Introduction

On 14 February 2017, amendments to the securities disclosure regulations on continuous disclosure requirements for listed companies in Japan were published and came into immediate effect. Under the Japanese disclosure framework, companies listed on a securities exchange in Japan are required to comply with disclosure obligations under two separate rules. The first is under the Financial Instruments and Exchange Act of Japan (FIEA) and the second is under the listing regulation of the Tokyo Stock Exchange (TSE). Each set of rules requires listed companies in Japan to prepare and disclose similar information but in different formats, and this incurs significant time and cost.
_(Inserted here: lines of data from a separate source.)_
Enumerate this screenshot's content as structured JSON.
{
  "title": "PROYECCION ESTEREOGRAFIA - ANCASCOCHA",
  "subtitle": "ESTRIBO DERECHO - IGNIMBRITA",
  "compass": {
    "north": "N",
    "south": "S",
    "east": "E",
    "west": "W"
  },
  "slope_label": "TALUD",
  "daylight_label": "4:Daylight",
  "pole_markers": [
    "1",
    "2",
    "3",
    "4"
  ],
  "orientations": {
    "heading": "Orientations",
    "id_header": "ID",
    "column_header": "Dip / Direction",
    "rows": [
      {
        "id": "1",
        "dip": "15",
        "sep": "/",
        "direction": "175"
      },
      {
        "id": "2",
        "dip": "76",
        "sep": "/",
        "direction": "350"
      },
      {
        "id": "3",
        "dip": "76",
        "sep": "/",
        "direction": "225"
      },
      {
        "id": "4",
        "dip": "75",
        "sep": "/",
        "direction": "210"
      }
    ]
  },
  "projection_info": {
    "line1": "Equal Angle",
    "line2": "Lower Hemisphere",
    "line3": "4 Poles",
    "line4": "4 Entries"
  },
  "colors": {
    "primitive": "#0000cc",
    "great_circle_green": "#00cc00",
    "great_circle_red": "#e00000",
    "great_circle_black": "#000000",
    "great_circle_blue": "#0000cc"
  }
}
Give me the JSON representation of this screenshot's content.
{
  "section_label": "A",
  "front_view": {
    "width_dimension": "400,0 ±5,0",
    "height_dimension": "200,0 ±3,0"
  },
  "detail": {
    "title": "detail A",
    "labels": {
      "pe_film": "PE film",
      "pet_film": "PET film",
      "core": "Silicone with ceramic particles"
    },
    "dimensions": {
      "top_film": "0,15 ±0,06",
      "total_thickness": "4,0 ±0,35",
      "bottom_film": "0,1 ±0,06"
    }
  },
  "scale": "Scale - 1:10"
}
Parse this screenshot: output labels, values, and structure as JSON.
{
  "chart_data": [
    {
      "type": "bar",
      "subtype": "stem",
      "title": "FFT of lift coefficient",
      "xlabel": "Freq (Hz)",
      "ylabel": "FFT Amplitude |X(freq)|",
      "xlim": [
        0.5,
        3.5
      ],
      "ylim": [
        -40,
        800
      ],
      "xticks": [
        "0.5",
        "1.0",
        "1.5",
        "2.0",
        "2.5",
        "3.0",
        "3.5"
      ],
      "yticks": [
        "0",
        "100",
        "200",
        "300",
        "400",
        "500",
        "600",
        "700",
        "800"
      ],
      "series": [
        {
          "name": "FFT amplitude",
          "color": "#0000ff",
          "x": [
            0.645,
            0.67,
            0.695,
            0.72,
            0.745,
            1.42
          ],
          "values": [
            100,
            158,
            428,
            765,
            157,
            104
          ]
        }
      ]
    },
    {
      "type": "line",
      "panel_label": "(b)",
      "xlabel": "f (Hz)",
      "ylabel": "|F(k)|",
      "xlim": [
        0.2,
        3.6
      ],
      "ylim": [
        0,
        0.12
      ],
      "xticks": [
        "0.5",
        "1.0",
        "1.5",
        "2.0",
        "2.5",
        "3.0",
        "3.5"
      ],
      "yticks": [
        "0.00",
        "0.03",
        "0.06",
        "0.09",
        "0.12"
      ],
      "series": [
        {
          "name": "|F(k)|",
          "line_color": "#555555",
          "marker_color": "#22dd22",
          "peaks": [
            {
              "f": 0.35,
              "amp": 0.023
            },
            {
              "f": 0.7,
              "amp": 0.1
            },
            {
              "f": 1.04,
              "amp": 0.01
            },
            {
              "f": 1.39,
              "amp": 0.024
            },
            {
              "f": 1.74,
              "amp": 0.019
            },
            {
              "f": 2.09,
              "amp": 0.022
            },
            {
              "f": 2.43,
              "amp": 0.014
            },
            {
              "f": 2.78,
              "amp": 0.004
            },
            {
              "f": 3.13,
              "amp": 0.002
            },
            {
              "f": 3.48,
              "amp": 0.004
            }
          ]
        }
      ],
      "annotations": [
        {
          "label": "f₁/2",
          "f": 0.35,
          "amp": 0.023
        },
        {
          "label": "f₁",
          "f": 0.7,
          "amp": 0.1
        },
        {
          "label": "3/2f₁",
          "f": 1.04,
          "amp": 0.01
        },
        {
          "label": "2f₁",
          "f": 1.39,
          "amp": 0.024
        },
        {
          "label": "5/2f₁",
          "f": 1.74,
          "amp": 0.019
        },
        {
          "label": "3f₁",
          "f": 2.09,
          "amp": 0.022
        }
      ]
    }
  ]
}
The amendments seek to streamline and rationalize these rules.

Disclosure under the FIEA

Under the FIEA, a company listed on the TSE is required to prepare and disclose the following:

  • Annual securities report (Yuukashouken Houkokusyo)
  • Quarterly reports (Shihanki Houkokusyo)
  • Extraordinary report (Rinji Houkokusyo)

The annual securities report and quarterly reports include both the business results for the year and quarter, respectively, and the company’s financial statements. An extraordinary report is required in respect of any disclosure decision or upon the occurrence of any important matter that would affect an investment decision.

Disclosure under the Listing Regulation

Under the listing regulation of the TSE, a company listed on the TSE is required to prepare and disclose the following:

  • Annual earnings report (Kessan Tanshin)
  • Quarterly earnings reports (Shihanki Kessan Tanshin)
  • Timely disclosure report (Tekiji-Kaiji)

The annual and quarterly earnings reports include a summary of the company’s business results and financial statements and, although similar to the content requirements of the FIEA’s annual and quarterly reports, they must be prepared under the TSE’s prescribed format. The TSE’s timely disclosure report is also very similar to the FIEA’s extraordinary report and is required in respect of any disclosure decision or upon the occurrence of any important matter that would affect an investment decision.

Amendments

Although similar information will be disclosed under the FIEA and the listing regulation of the TSE, the format of each of the disclosure documents under the respective regime is completely different. It takes a significant amount of time and incurs additional costs to convert a disclosure document under the TSE regulations to the FIEA’s requirements.

In order to address this issue, the council of the Financial Services Agency of Japan has been discussing how to streamline disclosure and integrate certain disclosure items in the FIEA and the TSE reports. On 14 February 2017, the council published with immediate effect the first set of amendments to Japanese securities regulations relating to this. The following changes were made:

  • “business policies/strategies” are now only required to be disclosed in the annual securities report and quarterly reports under the FIEA regime;
  • if a company sets targets for its management in order to benchmark performance levels, for example, a specified increase in sales revenue, such targets and the management’s success in attaining these are now only required to be disclosed in the annual securities report and quarterly reports prepared under the FIEA regime; and
  • any important changes to the business policies/strategies and the management’s performance targets are now only required to be disclosed in the quarterly reports prepared under the FIEA regime.

It is expected that further streamlining and rationalization will be discussed by the council and further amendments will be announced in the future.